Today it is common to hear the expression “healthy eating”. Yes, because you sell junk and eat it in abundance so many people try to eat healthy.
But I wonder: what will healthy eating mean?
If I tried to do a survey, I’m sure most voters would say that healthy eating means:
-eating in a simple way, i.e. with few ingredients, preferably by preparing the food yourself;
-eat a lot of fruit and vegetables.
And in fact often on Facebook, when my contacts prepare something with their hands, they write – all satisfied – that they have made something healthy, especially if they have used “alternative” flours or have created gluten-free dishes even if they are not celiac. Or some vegetarians are surprised if they have digestive problems because “but how? I’m a vegetarian! I eat fruit and vegetables! How can I be sick when I eat healthy?”
There is something in this perception of healthy eating that has always left me perplexed: for God’s sake, I do not deny that eating a homemade product is certainly safer (I do not necessarily say healthier but safer) than eating a product bought at the supermarket, more than anything else because I know what’s inside but… what does healthy eating mean? Healthy means healthy so a healthy food should first of all be a live food, which since he is alive, brings life and health to those who eat it.
The more alive a food is, the fresher it is, the more it is from its own territory, the better it has been cultivated, the stronger these properties are. It goes without saying, therefore, that
So here is that many of the products bought at the supermarket and considered healthy (especially those for vegans), being very processed and coming from intensive farming, so healthy perhaps are not.
Also ok, for a coeliac can be “healthy” a gluten-free product because for him it’s okay but if I’m not coeliac because I have to force myself to consider healthy that product for me? So… “healthy food”… but healthy – first of all – for who? How do you say that a food is healthy “regardless”? A food can be healthy only in relation to its freshness, its processing and the state of health of those who eat it.
Having clarified this, I would like to dispel some myths:
Eating fruit and vegetables does not mean absolutely, and necessarily, eating healthy. Surely a plate of chard will be healthier and simpler than a Kinder Pan&Cioc, but fruit and vegetables should first of all be in season.
Eating strawberries in January or peaches in December I don’t know how healthy it is because if nature gives us strawberries in early summer, obviously our body needs them in early summer and not in mid-winter. Moreover, if the products are frozen (or badly combined) they lose many properties and, to be honest, some vitamins are lost even when cooked.
With this I absolutely do not want to encourage a cruel diet (everyone must choose for themselves and with the right information) but I want to clarify that in my opinion a food, to be really healthy, must have some characteristics: the already mentioned freshness and, consequently, being in season.
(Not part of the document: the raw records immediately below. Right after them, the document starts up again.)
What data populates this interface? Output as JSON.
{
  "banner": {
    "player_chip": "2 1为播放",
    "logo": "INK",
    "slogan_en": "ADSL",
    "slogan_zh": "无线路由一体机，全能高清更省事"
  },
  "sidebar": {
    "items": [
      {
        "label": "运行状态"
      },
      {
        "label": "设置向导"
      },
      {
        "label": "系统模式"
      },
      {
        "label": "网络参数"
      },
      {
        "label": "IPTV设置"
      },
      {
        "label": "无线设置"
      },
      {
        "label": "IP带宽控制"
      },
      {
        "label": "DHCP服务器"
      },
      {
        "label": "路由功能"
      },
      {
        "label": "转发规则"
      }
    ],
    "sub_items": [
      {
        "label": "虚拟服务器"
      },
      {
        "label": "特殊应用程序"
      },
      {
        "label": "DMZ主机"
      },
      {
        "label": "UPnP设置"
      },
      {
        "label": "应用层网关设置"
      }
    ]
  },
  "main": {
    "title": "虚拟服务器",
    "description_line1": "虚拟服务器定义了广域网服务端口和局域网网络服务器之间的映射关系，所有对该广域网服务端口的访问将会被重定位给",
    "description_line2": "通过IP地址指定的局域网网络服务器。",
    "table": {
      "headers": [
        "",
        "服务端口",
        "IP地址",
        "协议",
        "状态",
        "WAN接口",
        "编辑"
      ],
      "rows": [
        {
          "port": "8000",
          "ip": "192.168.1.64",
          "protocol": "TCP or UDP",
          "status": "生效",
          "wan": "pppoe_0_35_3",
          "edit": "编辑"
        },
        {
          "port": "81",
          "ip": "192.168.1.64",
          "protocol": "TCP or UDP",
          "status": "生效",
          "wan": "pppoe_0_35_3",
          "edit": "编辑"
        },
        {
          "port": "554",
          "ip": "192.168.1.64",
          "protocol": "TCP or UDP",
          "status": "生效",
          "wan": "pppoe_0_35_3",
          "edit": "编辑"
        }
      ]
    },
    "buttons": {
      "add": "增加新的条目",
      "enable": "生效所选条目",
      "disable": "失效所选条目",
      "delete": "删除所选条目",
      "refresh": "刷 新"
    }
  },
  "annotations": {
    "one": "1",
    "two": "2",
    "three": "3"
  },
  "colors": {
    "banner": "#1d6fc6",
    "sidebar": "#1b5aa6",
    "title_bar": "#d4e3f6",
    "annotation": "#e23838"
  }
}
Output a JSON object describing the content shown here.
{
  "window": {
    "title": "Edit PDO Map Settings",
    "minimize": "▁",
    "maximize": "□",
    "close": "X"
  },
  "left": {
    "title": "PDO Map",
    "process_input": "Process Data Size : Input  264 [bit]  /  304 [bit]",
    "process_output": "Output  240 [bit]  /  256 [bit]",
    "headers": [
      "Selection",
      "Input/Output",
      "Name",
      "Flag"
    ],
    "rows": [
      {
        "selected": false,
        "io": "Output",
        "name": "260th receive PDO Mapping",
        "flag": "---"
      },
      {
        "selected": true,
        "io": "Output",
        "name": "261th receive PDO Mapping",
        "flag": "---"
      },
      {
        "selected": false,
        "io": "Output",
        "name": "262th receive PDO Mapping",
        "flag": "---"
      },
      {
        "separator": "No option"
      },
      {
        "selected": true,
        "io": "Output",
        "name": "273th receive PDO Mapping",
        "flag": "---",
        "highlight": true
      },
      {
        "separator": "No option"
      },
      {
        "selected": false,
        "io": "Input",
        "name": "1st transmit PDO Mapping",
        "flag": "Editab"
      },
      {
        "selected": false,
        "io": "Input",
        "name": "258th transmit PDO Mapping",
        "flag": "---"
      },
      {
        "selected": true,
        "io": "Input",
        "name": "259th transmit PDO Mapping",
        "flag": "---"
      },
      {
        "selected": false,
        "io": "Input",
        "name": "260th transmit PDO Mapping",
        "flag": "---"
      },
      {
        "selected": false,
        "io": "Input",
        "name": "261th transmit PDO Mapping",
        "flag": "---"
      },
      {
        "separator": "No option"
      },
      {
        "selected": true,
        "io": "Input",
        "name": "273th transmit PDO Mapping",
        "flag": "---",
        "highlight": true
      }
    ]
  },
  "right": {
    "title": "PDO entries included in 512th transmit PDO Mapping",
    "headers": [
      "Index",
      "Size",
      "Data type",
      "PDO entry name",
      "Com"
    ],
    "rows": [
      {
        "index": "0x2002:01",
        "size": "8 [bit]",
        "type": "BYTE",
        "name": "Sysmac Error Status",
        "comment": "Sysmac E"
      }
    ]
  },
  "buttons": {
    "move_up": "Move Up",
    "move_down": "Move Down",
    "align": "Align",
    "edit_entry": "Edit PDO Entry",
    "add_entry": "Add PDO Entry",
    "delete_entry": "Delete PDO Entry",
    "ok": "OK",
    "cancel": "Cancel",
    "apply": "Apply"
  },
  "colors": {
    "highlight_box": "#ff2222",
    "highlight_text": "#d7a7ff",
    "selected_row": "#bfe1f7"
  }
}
Gluten-free or lactose-free products are not necessarily healthy foods for everyone. If I am not celiac or lactose intolerant (although I agree that the use of dairy products should be at least limited) I do not see why a gluten-free product should be healthier for me than a gluten-free product.
On the contrary, wasn’t it said that we should eat preferably wholemeal foods? I agree that there are also types of poor quality pasta, but there will also be pasta produced as it should be and I do not understand why those who are not celiac should give it up. Among other things, products with a mix of flours (just like those without gluten) are not recommended so I would avoid taking them if there is no celiac disease.
Another important factor is the territory: I am of the opinion that healthy eating means eating products that are born and grow in the territory. If a product is born (and grows well) in a particular place, it means that Mother Nature has thought of it for those who live in that place.
Moreover: most people who say they eat well are wrong with almost all the combinations. To eat really healthy, so to prevent discomfort and swelling, you need to learn to combine foods well, especially if you eat a lot.
If you eat fruit, legumes, vegetables and cereals but don’t match them well, trust me, you’re not eating well. Before testing for food intolerances you should in fact learn to associate foods and at that point you may find that that annoying abdominal swelling often comes from an incorrect addition of foods, rather than from the foods themselves.
As for the right food combinations, I refer both to those I studied in the course of naturopathy, and to those suggested by Dr. Mozzi (the one who, together with P. J. D’Adamo, theorized the blood group diet). To sum up, the most important recommendations (whose effectiveness I have also experienced in my own experience – but of course everyone then has to experience for themselves) are:
First the raw and then the cooked (i.e. starting the meal by eating the raw food and then eating the cooked food)
No water during meals
Fruit between meals (or at most half an hour before the meal; however, it is not recommended after eating)
No fruit + vegetables in the same meal (although in some cases, e.g. in some salads where everything is raw, fruit can also be well tolerated)
- No sweet fruit + sour fruit
- No cereals + legumes (generally no carbohydrates + proteins)
- No legumes + dairy products
- No mix of flours
- No mix of legumes
- Eggs with everything
NB: It is recommended to follow the combinations if you eat a lot and if you have physical discomfort, but it is believed that you can fly over if you eat little and if you are well.